Digital banking and automation is a key driver of current and future profitability. Digital transformation could pay for itself, through the elimination of the double entry of data, migration of front-end activity to digital self-service channels, and from a longer customer life cycle. It is also the fastest and most efficient way to expand your footprint and gain more customers, without brick and mortar. And the fastest way to change or bring new products to market. This is especially true with deposit account origination. It is a well-known fact that the majority of customers will open their next deposit account online. Chances are that your existing customer may open their next CD or Money Market Account with a bank that offers online account opening.

Digital transformation should be a strategic imperative, and not a subset of another strategy. Start building your own digital transformation group and develop the in-house competency. Take stock of who you have amongst your existing employees and their interest. It is important to pull together a cross departmental team. Going much broader than IT and Operations. It is all about the customer experience, not the technology. You will find that often, you already have most of the people and talent, with minimal additional recruiting required. It is just a matter of creating focus, group spirit and the right executive support.
When hiring a consultant, insist on a plan for future self-sufficiency. A consultant can add value during the assessment and planning process, to educate the board and during the early days of the project to help organize and accelerate. To bring experience and help you avoid mistakes other organizations made. However, there must be rapid knowledge transfer through real time training and guidance. Teaching your team “to fish”.

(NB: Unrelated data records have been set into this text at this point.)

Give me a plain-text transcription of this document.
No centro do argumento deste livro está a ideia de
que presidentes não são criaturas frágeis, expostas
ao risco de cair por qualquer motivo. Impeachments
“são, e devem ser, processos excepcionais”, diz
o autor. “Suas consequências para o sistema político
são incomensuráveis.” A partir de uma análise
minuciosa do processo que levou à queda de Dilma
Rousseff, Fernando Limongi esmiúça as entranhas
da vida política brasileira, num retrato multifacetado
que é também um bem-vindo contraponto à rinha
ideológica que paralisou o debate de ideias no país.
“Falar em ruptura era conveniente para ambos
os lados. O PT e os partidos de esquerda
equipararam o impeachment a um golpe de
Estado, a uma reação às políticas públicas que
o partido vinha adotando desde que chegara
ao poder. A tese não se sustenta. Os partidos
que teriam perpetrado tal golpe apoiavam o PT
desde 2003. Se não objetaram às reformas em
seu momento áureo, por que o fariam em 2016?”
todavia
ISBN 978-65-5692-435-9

It is not about how good your technology is, but rather about how well you use it. No need to have “bleeding edge” technology. Where possible, leverage off existing resources from your core provider or the many independent digital banking providers out there. The standard systems can achieve most, if augmented by some relatively inexpensive custom API’s to your productions systems where there are gaps. It is more about coordinating and pulling the many disparate systems and interdepartmental functions into one coordinated direction. Breaking down silos and overcoming the natural resistance to change. I have seen too many instances where the focus is on building custom software. It is much cheaper and more effective to re-engineer and re-evaluate internal processes to adapt to the standard digital technology, than to build digital systems to accommodate the existing process which often “just happened” and got patched over time, and was most likely designed in a different competitive environment.